Take away the bells and whistles, drums, guitar, mics, speakers, audio mastering etc and this group remain ‘remarkable’.
If you were to take away the ‘bells and whistles’ of your marketing operation – what are you left with? If you were to take away promotion, offers, advertising, direct mail, email, SEO, “spin”, booklets, tradeshows, leaflets, call centres, seminars, PR campaigns, etc etc – would you be remotely remarkable or memorable?
If you are not left with much – I’d advocate you forget about the bells and whistles for a while and concentrate on improving whats really under the covers of your business.
Focusing on the essence of your company is the only way to truly be remarkable.
Well put. I’ve noticed one of the greatest challenges is getting everyone (and my everyone I mean mostly upper management) to agree on what that essence is. Any tips on how to get there?
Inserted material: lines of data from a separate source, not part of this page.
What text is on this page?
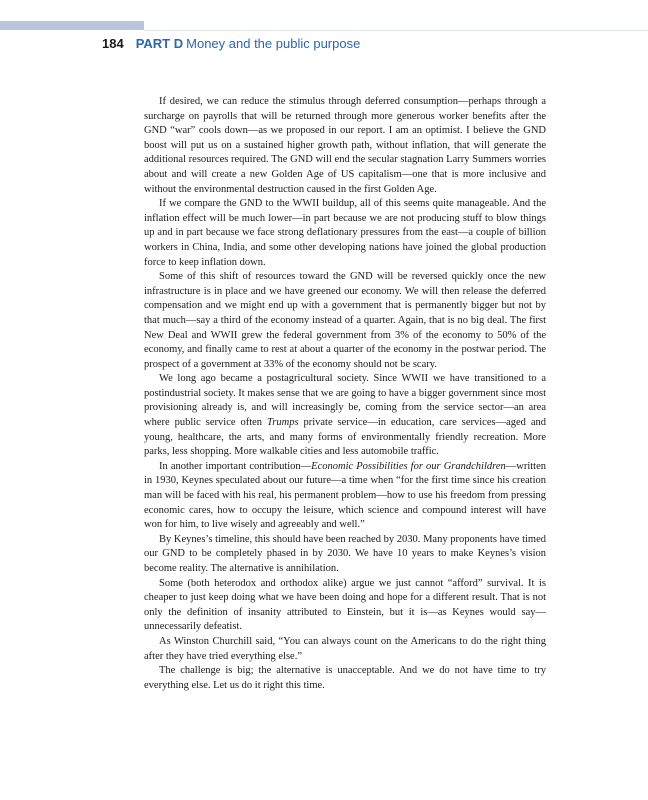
184 PART D Money and the public purpose

If desired, we can reduce the stimulus through deferred consumption—perhaps through a surcharge on payrolls that will be returned through more generous worker benefits after the GND “war” cools down—as we proposed in our report. I am an optimist. I believe the GND boost will put us on a sustained higher growth path, without inflation, that will generate the additional resources required. The GND will end the secular stagnation Larry Summers worries about and will create a new Golden Age of US capitalism—one that is more inclusive and without the environmental destruction caused in the first Golden Age.

If we compare the GND to the WWII buildup, all of this seems quite manageable. And the inflation effect will be much lower—in part because we are not producing stuff to blow things up and in part because we face strong deflationary pressures from the east—a couple of billion workers in China, India, and some other developing nations have joined the global production force to keep inflation down.

Some of this shift of resources toward the GND will be reversed quickly once the new infrastructure is in place and we have greened our economy. We will then release the deferred compensation and we might end up with a government that is permanently bigger but not by that much—say a third of the economy instead of a quarter. Again, that is no big deal. The first New Deal and WWII grew the federal government from 3% of the economy to 50% of the economy, and finally came to rest at about a quarter of the economy in the postwar period. The prospect of a government at 33% of the economy should not be scary.

We long ago became a postagricultural society. Since WWII we have transitioned to a postindustrial society. It makes sense that we are going to have a bigger government since most provisioning already is, and will increasingly be, coming from the service sector—an area where public service often Trumps private service—in education, care services—aged and young, healthcare, the arts, and many forms of environmentally friendly recreation. More parks, less shopping. More walkable cities and less automobile traffic.

In another important contribution—Economic Possibilities for our Grandchildren—written in 1930, Keynes speculated about our future—a time when “for the first time since his creation man will be faced with his real, his permanent problem—how to use his freedom from pressing economic cares, how to occupy the leisure, which science and compound interest will have won for him, to live wisely and agreeably and well.”

By Keynes’s timeline, this should have been reached by 2030. Many proponents have timed our GND to be completely phased in by 2030. We have 10 years to make Keynes’s vision become reality. The alternative is annihilation.

Some (both heterodox and orthodox alike) argue we just cannot “afford” survival. It is cheaper to just keep doing what we have been doing and hope for a different result. That is not only the definition of insanity attributed to Einstein, but it is—as Keynes would say—unnecessarily defeatist.

As Winston Churchill said, “You can always count on the Americans to do the right thing after they have tried everything else.”

The challenge is big; the alternative is unacceptable. And we do not have time to try everything else. Let us do it right this time.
[...] o’ the hat to Chris for leading the way – [...]
>bdunc1
Odd as it may sound, if you can’t get senior management to agree on the brand’s essence – there’s obviously gonna be a fair degree of trouble ahead. Sometimes BIG trouble. Sometimes DAMAGING trouble. Sometimes CORROSIVE trouble.
I mean, I can understand differences of opinion on routes to market, or marketing strategy even. But having differing opinions on the brand and what the brand essence is, MUST be avoided.
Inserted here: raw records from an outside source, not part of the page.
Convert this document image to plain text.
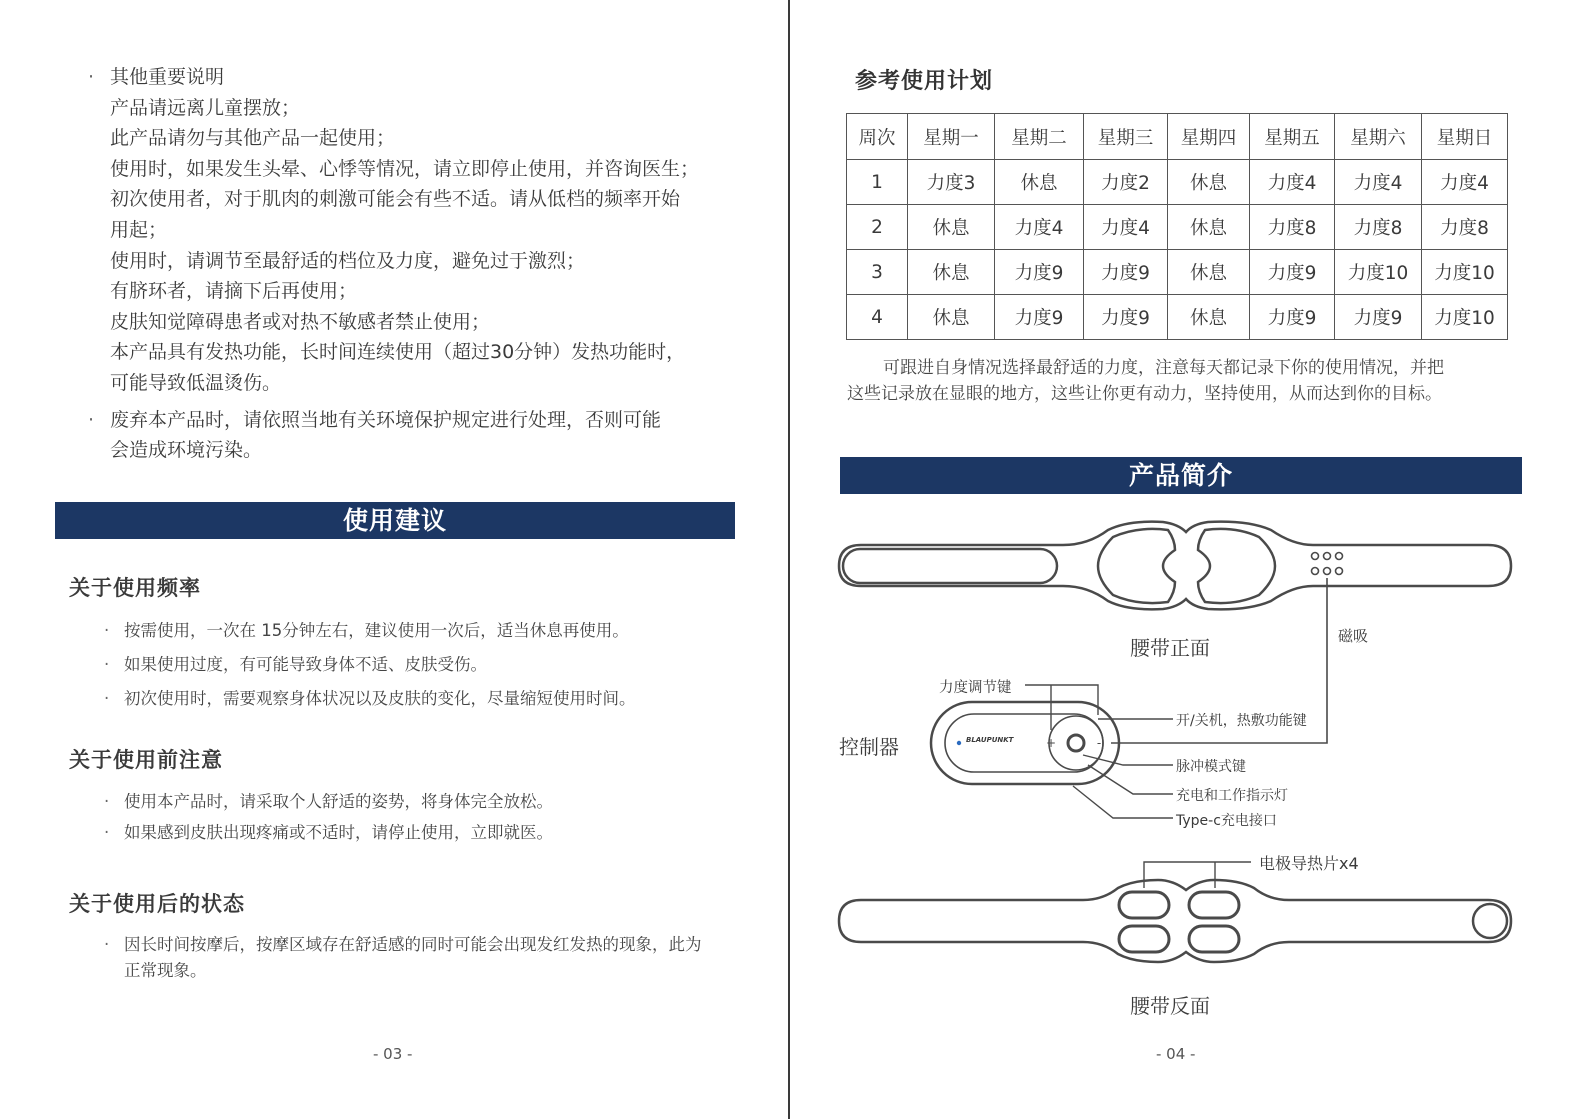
· 其他重要说明
产品请远离儿童摆放；
此产品请勿与其他产品一起使用；
使用时，如果发生头晕、心悸等情况，请立即停止使用，并咨询医生；
初次使用者，对于肌肉的刺激可能会有些不适。请从低档的频率开始
用起；
使用时，请调节至最舒适的档位及力度，避免过于激烈；
有脐环者，请摘下后再使用；
皮肤知觉障碍患者或对热不敏感者禁止使用；
本产品具有发热功能，长时间连续使用（超过30分钟）发热功能时，
可能导致低温烫伤。
· 废弃本产品时，请依照当地有关环境保护规定进行处理，否则可能
会造成环境污染。
使用建议
关于使用频率
· 按需使用，一次在 15分钟左右，建议使用一次后，适当休息再使用。
· 如果使用过度，有可能导致身体不适、皮肤受伤。
· 初次使用时，需要观察身体状况以及皮肤的变化，尽量缩短使用时间。
关于使用前注意
· 使用本产品时，请采取个人舒适的姿势，将身体完全放松。
· 如果感到皮肤出现疼痛或不适时，请停止使用，立即就医。
关于使用后的状态
· 因长时间按摩后，按摩区域存在舒适感的同时可能会出现发红发热的现象，此为正常现象。
- 03 -
参考使用计划
周次	星期一	星期二	星期三	星期四	星期五	星期六	星期日
1	力度3	休息	力度2	休息	力度4	力度4	力度4
2	休息	力度4	力度4	休息	力度8	力度8	力度8
3	休息	力度9	力度9	休息	力度9	力度10	力度10
4	休息	力度9	力度9	休息	力度9	力度9	力度10
可跟进自身情况选择最舒适的力度，注意每天都记录下你的使用情况，并把
这些记录放在显眼的地方，这些让你更有动力，坚持使用，从而达到你的目标。
产品简介
+	-
BLAUPUNKT
腰带正面	磁吸
力度调节键
控制器
开/关机，热敷功能键
脉冲模式键
充电和工作指示灯
Type-c充电接口
电极导热片x4
腰带反面
- 04 -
I think the best tip I could give is that ‘essence’ ISN’T about finding and defining the ONE thing you do – It is about finding the SINGLEMOST IMPORTANT thing.
Too often people try to shape lots of things they do, into a single essence statement. That’s kinda flawed.
Picking the singlemost important thing doesn’t exclude ideas – it just ranks them.
And typically senior management are more comfortable thinking about lists and ranks.